Scénario : George Zuckerman & Borden Chase, d’après le roman de William R. Burnett

Photographie : Carl E. Guthrie

Musique : Milton Rosen

Durée : 1h22

Année de sortie : 1951

LE FILM

En Pennsylvanie, un mineur, Coke Mason, veut acheter un magasin de radio et épouser Rose Warren. Son frère, lui, pense plutôt à son avenir dans la boxe, sachant que quand il se bat, on le surnomme « l’homme de fer ». Coke l’écoute mais, grisé et corrompu par le succès, il ne connaîtra la reconnaissance du public que dans la défaite…

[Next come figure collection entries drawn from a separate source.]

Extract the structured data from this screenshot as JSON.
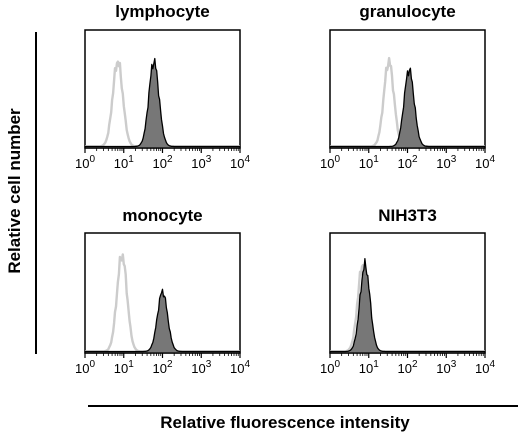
{
  "figure": {
    "y_axis_label": "Relative cell number",
    "x_axis_label": "Relative fluorescence intensity"
  },
  "chart_data": [
    {
      "type": "area",
      "title": "lymphocyte",
      "x_scale": "log",
      "xlim": [
        1,
        10000
      ],
      "x_ticks": [
        1,
        10,
        100,
        1000,
        10000
      ],
      "x_tick_labels": [
        "10^0",
        "10^1",
        "10^2",
        "10^3",
        "10^4"
      ],
      "series": [
        {
          "style": "outline",
          "color": "#cccccc",
          "peak_x": 7,
          "relative_height": 0.72
        },
        {
          "style": "filled",
          "color": "#777777",
          "peak_x": 60,
          "relative_height": 0.72
        }
      ]
    },
    {
      "type": "area",
      "title": "granulocyte",
      "x_scale": "log",
      "xlim": [
        1,
        10000
      ],
      "x_ticks": [
        1,
        10,
        100,
        1000,
        10000
      ],
      "x_tick_labels": [
        "10^0",
        "10^1",
        "10^2",
        "10^3",
        "10^4"
      ],
      "series": [
        {
          "style": "outline",
          "color": "#cccccc",
          "peak_x": 33,
          "relative_height": 0.72
        },
        {
          "style": "filled",
          "color": "#777777",
          "peak_x": 110,
          "relative_height": 0.65
        }
      ]
    },
    {
      "type": "area",
      "title": "monocyte",
      "x_scale": "log",
      "xlim": [
        1,
        10000
      ],
      "x_ticks": [
        1,
        10,
        100,
        1000,
        10000
      ],
      "x_tick_labels": [
        "10^0",
        "10^1",
        "10^2",
        "10^3",
        "10^4"
      ],
      "series": [
        {
          "style": "outline",
          "color": "#cccccc",
          "peak_x": 9,
          "relative_height": 0.8
        },
        {
          "style": "filled",
          "color": "#777777",
          "peak_x": 100,
          "relative_height": 0.5
        }
      ]
    },
    {
      "type": "area",
      "title": "NIH3T3",
      "x_scale": "log",
      "xlim": [
        1,
        10000
      ],
      "x_ticks": [
        1,
        10,
        100,
        1000,
        10000
      ],
      "x_tick_labels": [
        "10^0",
        "10^1",
        "10^2",
        "10^3",
        "10^4"
      ],
      "series": [
        {
          "style": "outline",
          "color": "#cccccc",
          "peak_x": 7,
          "relative_height": 0.72
        },
        {
          "style": "filled",
          "color": "#777777",
          "peak_x": 8,
          "relative_height": 0.72
        }
      ]
    }
  ]
}
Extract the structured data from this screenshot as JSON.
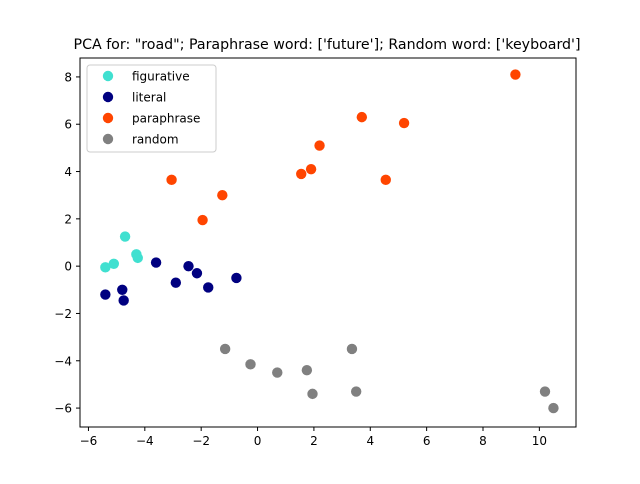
{
  "chart_data": {
    "type": "scatter",
    "title": "PCA for: \"road\"; Paraphrase word: ['future']; Random word: ['keyboard']",
    "xlabel": "",
    "ylabel": "",
    "xlim": [
      -6.3,
      11.3
    ],
    "ylim": [
      -6.8,
      8.8
    ],
    "xticks": [
      -6,
      -4,
      -2,
      0,
      2,
      4,
      6,
      8,
      10
    ],
    "yticks": [
      -6,
      -4,
      -2,
      0,
      2,
      4,
      6,
      8
    ],
    "grid": false,
    "legend_position": "top-left",
    "series": [
      {
        "name": "figurative",
        "color": "#40e0d0",
        "points": [
          {
            "x": -5.4,
            "y": -0.05
          },
          {
            "x": -5.1,
            "y": 0.1
          },
          {
            "x": -4.7,
            "y": 1.25
          },
          {
            "x": -4.3,
            "y": 0.5
          },
          {
            "x": -4.25,
            "y": 0.35
          }
        ]
      },
      {
        "name": "literal",
        "color": "#000080",
        "points": [
          {
            "x": -5.4,
            "y": -1.2
          },
          {
            "x": -4.8,
            "y": -1.0
          },
          {
            "x": -4.75,
            "y": -1.45
          },
          {
            "x": -3.6,
            "y": 0.15
          },
          {
            "x": -2.9,
            "y": -0.7
          },
          {
            "x": -2.45,
            "y": 0.0
          },
          {
            "x": -2.15,
            "y": -0.3
          },
          {
            "x": -1.75,
            "y": -0.9
          },
          {
            "x": -0.75,
            "y": -0.5
          }
        ]
      },
      {
        "name": "paraphrase",
        "color": "#ff4500",
        "points": [
          {
            "x": -3.05,
            "y": 3.65
          },
          {
            "x": -1.95,
            "y": 1.95
          },
          {
            "x": -1.25,
            "y": 3.0
          },
          {
            "x": 1.55,
            "y": 3.9
          },
          {
            "x": 1.9,
            "y": 4.1
          },
          {
            "x": 2.2,
            "y": 5.1
          },
          {
            "x": 3.7,
            "y": 6.3
          },
          {
            "x": 4.55,
            "y": 3.65
          },
          {
            "x": 5.2,
            "y": 6.05
          },
          {
            "x": 9.15,
            "y": 8.1
          }
        ]
      },
      {
        "name": "random",
        "color": "#808080",
        "points": [
          {
            "x": -1.15,
            "y": -3.5
          },
          {
            "x": -0.25,
            "y": -4.15
          },
          {
            "x": 0.7,
            "y": -4.5
          },
          {
            "x": 1.75,
            "y": -4.4
          },
          {
            "x": 1.95,
            "y": -5.4
          },
          {
            "x": 3.35,
            "y": -3.5
          },
          {
            "x": 3.5,
            "y": -5.3
          },
          {
            "x": 10.2,
            "y": -5.3
          },
          {
            "x": 10.5,
            "y": -6.0
          }
        ]
      }
    ]
  }
}
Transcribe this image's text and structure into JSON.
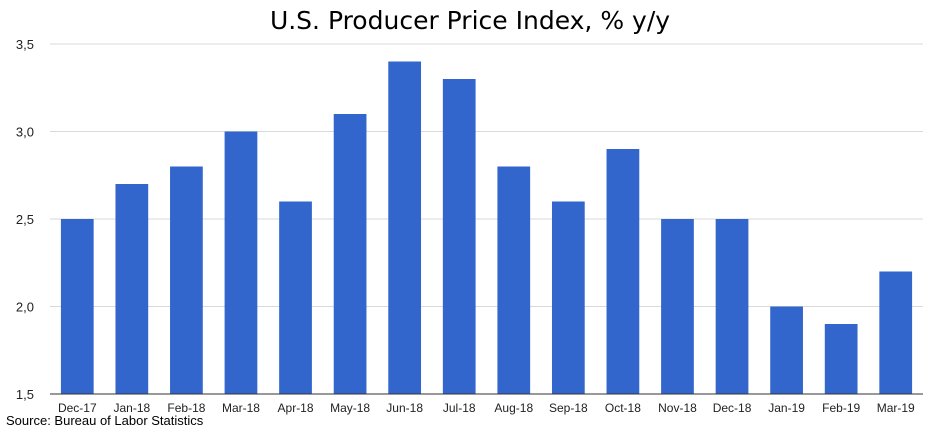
{
  "source": "Source: Bureau of Labor Statistics",
  "colors": {
    "bar": "#3366cc",
    "grid": "#d9d9d9",
    "axis": "#333333"
  },
  "chart_data": {
    "type": "bar",
    "title": "U.S. Producer Price Index, % y/y",
    "xlabel": "",
    "ylabel": "",
    "categories": [
      "Dec-17",
      "Jan-18",
      "Feb-18",
      "Mar-18",
      "Apr-18",
      "May-18",
      "Jun-18",
      "Jul-18",
      "Aug-18",
      "Sep-18",
      "Oct-18",
      "Nov-18",
      "Dec-18",
      "Jan-19",
      "Feb-19",
      "Mar-19"
    ],
    "values": [
      2.5,
      2.7,
      2.8,
      3.0,
      2.6,
      3.1,
      3.4,
      3.3,
      2.8,
      2.6,
      2.9,
      2.5,
      2.5,
      2.0,
      1.9,
      2.2
    ],
    "ylim": [
      1.5,
      3.5
    ],
    "yticks": [
      1.5,
      2.0,
      2.5,
      3.0,
      3.5
    ],
    "ytick_labels": [
      "1,5",
      "2,0",
      "2,5",
      "3,0",
      "3,5"
    ],
    "grid": true,
    "legend": "none"
  }
}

S’il y a un nom que l’on aime retrouver au fil de nos chroniques, c’est bien celui de Joseph Pevney (1911-2008), réalisateur appliqué ayant touché à plusieurs genres, La Police était au rendez-vous Six Bridges to Cross (1955) et Rendez-vous avec une ombreThe Midnight Story (1957) avec Tony Curtis, L’Homme aux mille visages Man of a Thousand Faces (1957), formidable biopic sur Lon Chaney, avec James Cagney dans le rôle-titre, Le Château de la terreur The Strange Door (1951) avec rien de moins que Charles Laughton et Boris Karloff. Avant de se consacrer principalement à la télévision, pour laquelle il signera moult épisodes de séries cultes, notamment Star Trek, La Petite maison dans la prairie, L’Incroyable Hulk, Bonanza, Joseph Pevney se faisait un nom dans le domaine de la série B et montrait systématiquement qu’il en avait sous le capot. C’est encore le cas avec Iron Man, aka Poings d’acier dans nos contrées, son quatrième long-métrage et par ailleurs l’un de ses quatre films sortant dans les salles en cette année 1951. Iron Man est la première collaboration du cinéaste avec l’un de ses acteurs fétiches, le génial Jeff Chandler (1918-1961), avec lequel Joseph Pevney tournera plus d’une demi-douzaine de fois, pour le compte des studios Universal. Ainsi Iron Man, drame sportif, se déroule dans le milieu de la boxe et se place dans le sillage de Nous avons gagné ce soir The Set-Up de Robert Wise et Le Champion Champion de Mark Robson, sortis deux ans auparavant, mais aussi de Gentleman Jim (1942) de Raoul Walsh, qui racontait l’histoire d’un modeste employé de banque passionné par la boxe et désireux de s’élever au-dessus de sa condition, dont l’arrivisme irritait les membres du Club Olympique. Ou comment le sport devient synonyme (ou pas) d’élévation sociale et une échelle pour aider certains à connaître le tant convoité American Dream. Iron Man est un tout petit film, mais qui condense en à peine 80 minutes autant, si ce n’est plus, que certains titres contemporains qui s’étendent sur plus 2h30. C’est là l’efficacité d’un metteur en scène à réhabiliter et dont il est important de remettre l’oeuvre en avant.